Paul: “MSM is almost always used in a specific way for a specific purpose by a specific lot, pegging out the Soviet-O-Meter”
Well, it looks to me like “American Taliban” fits that description perfectly. Plus, I’ve seen “MSM” used by those on the left and the right (poor media, no one likes them). But not “American Taliban,” it’s always “used in a specific way for a specific purpose by a specific lot.”
Scott: “Soviets, Nazis, Talibans – why not go ahead and peg the hyperbole-ometer? Someone else is going to, and then you’re naught but a pedantic, semantic boob for bothering to think of something that’s less than demonic.”
Sorry, this is the “Jimmy jumped off the Empire State Building first” argument. Or the “someday someone might stick a red hot branding iron up my ass, so I’ll do it first” argument. Plus, there’s a market for pedantic, semantic boobs like me.
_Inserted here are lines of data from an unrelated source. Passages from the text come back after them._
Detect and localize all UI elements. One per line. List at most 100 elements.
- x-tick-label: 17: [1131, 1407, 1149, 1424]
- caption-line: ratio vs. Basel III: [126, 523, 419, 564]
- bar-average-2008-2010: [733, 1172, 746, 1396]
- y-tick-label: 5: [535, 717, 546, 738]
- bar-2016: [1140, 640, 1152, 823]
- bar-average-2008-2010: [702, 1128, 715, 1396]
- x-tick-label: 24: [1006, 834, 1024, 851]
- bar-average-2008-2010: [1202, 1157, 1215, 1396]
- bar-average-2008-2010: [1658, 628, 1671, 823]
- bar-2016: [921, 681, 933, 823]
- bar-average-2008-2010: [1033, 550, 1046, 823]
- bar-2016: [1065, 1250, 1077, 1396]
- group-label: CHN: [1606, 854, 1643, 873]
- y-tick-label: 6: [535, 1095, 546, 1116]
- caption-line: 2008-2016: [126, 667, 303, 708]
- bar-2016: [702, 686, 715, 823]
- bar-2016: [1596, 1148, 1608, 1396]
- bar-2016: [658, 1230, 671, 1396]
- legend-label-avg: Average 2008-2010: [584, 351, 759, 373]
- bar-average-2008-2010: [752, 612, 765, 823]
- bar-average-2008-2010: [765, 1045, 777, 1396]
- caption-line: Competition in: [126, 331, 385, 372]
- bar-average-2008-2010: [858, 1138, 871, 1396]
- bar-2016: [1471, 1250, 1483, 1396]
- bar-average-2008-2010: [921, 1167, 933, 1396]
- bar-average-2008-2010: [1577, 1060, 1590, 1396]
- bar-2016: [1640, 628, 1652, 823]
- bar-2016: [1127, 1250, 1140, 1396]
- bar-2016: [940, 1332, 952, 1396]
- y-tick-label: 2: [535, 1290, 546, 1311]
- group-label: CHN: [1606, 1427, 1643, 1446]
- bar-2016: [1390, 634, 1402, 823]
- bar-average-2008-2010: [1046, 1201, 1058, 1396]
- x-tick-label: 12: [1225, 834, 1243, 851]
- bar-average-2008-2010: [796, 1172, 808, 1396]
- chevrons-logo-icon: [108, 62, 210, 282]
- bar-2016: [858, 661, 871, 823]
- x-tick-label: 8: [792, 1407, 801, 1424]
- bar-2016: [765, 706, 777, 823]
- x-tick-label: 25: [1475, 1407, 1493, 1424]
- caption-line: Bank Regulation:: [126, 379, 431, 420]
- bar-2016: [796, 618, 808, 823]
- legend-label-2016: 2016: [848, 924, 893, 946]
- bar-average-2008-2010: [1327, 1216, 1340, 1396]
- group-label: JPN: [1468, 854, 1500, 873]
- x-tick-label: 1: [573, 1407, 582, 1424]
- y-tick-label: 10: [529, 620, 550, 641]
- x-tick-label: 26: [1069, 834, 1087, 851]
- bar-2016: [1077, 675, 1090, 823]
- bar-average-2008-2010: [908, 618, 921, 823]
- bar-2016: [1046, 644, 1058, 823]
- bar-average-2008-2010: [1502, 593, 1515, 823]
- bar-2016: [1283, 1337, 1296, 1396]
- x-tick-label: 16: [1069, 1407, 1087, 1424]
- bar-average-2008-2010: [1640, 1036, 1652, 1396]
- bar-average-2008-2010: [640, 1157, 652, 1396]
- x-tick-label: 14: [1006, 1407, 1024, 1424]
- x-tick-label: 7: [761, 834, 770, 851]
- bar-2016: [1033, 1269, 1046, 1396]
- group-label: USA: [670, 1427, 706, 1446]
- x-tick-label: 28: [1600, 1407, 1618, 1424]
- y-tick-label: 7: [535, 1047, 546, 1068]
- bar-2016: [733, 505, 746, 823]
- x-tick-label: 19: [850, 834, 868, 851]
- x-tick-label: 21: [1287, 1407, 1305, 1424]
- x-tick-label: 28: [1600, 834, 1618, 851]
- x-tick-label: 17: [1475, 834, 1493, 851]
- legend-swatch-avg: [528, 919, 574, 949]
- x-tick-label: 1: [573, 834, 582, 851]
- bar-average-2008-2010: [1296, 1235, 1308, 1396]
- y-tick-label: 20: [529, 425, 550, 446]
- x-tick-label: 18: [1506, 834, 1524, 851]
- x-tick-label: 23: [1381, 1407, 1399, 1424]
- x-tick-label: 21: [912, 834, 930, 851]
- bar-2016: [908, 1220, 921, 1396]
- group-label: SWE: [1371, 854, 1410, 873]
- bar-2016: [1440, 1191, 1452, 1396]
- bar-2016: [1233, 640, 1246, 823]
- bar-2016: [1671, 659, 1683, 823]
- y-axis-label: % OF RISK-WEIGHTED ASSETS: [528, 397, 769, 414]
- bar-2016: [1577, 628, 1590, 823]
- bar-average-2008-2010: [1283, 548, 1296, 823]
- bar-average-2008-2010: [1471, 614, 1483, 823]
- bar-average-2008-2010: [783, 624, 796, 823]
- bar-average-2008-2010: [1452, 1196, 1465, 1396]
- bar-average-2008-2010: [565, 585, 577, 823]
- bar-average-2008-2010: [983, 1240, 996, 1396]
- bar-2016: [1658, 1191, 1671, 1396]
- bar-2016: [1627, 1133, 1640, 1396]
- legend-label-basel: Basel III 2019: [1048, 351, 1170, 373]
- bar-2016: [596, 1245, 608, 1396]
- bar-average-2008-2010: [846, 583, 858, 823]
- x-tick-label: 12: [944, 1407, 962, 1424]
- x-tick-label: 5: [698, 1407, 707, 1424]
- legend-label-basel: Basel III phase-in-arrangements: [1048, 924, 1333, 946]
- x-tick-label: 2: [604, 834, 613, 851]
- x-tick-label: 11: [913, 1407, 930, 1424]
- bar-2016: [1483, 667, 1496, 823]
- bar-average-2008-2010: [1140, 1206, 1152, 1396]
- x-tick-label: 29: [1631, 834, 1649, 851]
You keep coming back, don’t you?
I understand the occasional steam vent in which you spout about whatever group has angered you. I do that myself. I’m talking about those whose tone and rhetoric is overheated pretty much anytime they approach the keyboard. The sites that are a diet of nothing but red meat. Don’t they know what that can do to your colon?
“I’ve been working on a bad-ass tagline for you centrists, but you’re all just so lamely tepid that I’m completely stuck.”
Unitarian Jihad has already somewhat explored this difficult issue.
“You have a right to your moderation! You have the power to be calm!”
“We will appear in public places and require people to shake hands with each other!”
“Pockets of reasonableness and harmony will appear as if from nowhere! Nice people will run the government again! There will be coffee and cookies in the Gandhi Room after the revolution.”
Plus, I’ve seen “MSM” used by those on the left and the right (poor media, no one likes them). But not “American Taliban,” it’s always “used in a specific way for a specific purpose by a specific lot.”
But not in real life, which is what I was talking about. It’s obvious that MSM was conceived in, and is used for, a text-only medium, while “American Taliban” is suited for spoken-word communication.
I could spend all day dissecting “MSM” from different angles. For instance, one use of the phrase is a de facto admission that you’re on the lunatic fringe. Another interpretation could be the punk mystique and the disdain for anything generic and mainstream, which is odd considering that the people who use it the most are The Man and present themselves as having the will of the majority on their side (i.e., the Mainstream), yet at the same time bash that same mainstream when it comes to the media. It could be that the term “liberal media,” which they’ve used since their early KKK days, wasn’t really catching fire anymore, so they went with this new term.
It’s even more funny because, as you mentioned, people on the Left have started using it because they think the media is on the side of the Right! When you add in the fact that they believe themselves to be on the outside and not mainstream, you have a major case of cognitive dissonance just trying to wrap your head around this stupid little acronym and its uses.
And trust me, I’ve actually heard a fairly diverse group of people use the phrase “American Taliban” as well, but in real life as opposed to wacko pundit sites on the internet. It’s not as popular as “That’s gay,” but it is around the level of “I’m Rick James, bitch!” It also has a bunch of varations on the term, but the same theme is maintained. “Holy-Rollers” and “Jesus Freaks” are old and I think a lot of people are taken with the novelty of using a new term for moral busybodies. It’s not half as bad as things I’ve heard used about Muslims.
I assumed Scott was being ironic.
I was thinking more sarcasm, EF. I’m not bright enough for irony.
You sell yourself short, Scott. Knock it off.